His mouth twitched into a smirk, and he rocked back on his chair before bursting into laughter. “Oh, spare me. Let me understand fully—soul mates, yes? They were parted in life and now search for each other in the afterlife, only to find peace once they’ve been reunited. Do you know how many times that tripe is passed off as science? Come now, Ms. Thomas, even you are smarter than this.
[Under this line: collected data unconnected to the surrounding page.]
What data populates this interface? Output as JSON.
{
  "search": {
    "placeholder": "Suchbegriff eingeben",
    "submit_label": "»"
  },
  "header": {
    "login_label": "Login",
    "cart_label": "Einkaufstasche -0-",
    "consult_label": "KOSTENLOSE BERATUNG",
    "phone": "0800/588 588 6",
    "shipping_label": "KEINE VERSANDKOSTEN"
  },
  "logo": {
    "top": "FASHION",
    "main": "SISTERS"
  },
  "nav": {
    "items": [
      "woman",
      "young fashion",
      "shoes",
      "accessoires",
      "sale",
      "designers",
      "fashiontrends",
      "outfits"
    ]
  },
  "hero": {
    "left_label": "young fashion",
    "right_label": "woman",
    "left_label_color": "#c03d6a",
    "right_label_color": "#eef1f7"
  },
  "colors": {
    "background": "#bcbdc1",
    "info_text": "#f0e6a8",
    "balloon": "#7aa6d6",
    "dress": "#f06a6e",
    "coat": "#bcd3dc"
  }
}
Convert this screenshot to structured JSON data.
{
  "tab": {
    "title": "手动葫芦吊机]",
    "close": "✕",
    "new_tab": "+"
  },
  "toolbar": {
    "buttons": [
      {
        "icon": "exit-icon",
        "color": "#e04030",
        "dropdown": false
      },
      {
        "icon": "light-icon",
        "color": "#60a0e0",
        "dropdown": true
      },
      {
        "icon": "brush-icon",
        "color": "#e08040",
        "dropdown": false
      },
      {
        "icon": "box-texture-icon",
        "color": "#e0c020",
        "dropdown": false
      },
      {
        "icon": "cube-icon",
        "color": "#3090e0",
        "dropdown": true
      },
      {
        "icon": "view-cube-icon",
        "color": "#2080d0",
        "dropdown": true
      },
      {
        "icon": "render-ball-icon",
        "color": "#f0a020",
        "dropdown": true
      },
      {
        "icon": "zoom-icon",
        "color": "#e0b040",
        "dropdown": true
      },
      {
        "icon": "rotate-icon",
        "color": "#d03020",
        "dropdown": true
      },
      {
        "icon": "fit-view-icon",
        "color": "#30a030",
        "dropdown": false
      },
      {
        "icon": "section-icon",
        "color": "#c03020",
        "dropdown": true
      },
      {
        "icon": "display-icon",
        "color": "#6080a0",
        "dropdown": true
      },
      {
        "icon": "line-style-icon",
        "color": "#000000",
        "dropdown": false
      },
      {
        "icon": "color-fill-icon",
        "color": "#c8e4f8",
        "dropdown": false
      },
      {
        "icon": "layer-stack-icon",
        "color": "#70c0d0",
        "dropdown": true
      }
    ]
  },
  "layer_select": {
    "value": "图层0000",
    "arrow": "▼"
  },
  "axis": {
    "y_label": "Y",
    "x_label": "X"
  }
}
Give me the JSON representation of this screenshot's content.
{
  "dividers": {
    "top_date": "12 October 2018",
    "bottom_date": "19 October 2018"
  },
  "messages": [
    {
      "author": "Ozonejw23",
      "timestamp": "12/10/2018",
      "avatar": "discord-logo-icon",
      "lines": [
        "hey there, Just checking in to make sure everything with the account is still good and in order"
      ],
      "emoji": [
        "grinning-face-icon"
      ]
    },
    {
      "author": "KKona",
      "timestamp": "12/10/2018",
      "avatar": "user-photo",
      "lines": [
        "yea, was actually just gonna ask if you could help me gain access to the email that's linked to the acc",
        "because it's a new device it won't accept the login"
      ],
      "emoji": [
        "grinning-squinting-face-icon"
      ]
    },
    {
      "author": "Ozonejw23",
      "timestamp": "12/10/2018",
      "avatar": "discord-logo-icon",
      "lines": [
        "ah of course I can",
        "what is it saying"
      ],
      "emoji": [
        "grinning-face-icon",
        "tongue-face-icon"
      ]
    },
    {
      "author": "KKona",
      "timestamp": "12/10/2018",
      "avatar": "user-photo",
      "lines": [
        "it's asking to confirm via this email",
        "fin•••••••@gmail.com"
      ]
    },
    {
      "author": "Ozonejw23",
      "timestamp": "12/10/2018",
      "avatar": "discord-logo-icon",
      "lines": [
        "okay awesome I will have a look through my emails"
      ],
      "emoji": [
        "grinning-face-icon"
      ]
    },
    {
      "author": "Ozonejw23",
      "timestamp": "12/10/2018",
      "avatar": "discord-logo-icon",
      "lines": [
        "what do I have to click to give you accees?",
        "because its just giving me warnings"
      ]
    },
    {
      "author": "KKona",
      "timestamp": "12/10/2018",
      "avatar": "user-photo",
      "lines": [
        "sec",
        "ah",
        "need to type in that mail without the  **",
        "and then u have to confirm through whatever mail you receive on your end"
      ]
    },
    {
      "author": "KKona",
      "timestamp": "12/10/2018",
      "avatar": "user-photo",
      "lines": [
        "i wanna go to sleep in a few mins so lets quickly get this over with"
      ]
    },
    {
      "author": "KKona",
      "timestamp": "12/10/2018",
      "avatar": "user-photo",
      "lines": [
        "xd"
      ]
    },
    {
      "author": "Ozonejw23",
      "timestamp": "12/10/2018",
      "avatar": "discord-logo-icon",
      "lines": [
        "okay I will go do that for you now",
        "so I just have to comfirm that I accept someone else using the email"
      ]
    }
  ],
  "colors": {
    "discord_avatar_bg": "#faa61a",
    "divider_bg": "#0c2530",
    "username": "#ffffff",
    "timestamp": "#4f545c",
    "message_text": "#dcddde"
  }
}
“You wish to write a paper? Write one about the active mind creating a fantasy that supplants reality. That the collected neuroses of fixating on one ideal takes over your life and you believe the lie, that fantasy is the only truth. Now that is the most dangerous and deadly deception of all. Whole industries are based on that disease. Novels, movies, television. You wish to believe in these ghosts because you believe they are lovers unable to rest in peace until they find each other? Just like you might believe there is one person out there in the world for you.”
“And you don’t?”
He hesitated. “No. No, I don’t. There is only wanting and taking. Anyone that is saying anything else is selling you something. People love you or say they love you to get something they want from you. They can couch it in any euphemism they think fit—but in the end, they are all trying to use you.”
The passion in his voice stunned her.
“And you sit there looking at me in disgust because I am honest about this. I see in you a brilliant, beautiful woman who for some extraordinary reason did not say yes to me. But I am your professor, aren’t I? And there are rules. But I would bend them for you, break them if you’d like. But you’re in love with him, aren’t you?” His voice was low, an accusation more than a question. He rose from behind his desk and walked to the bookcase by the door.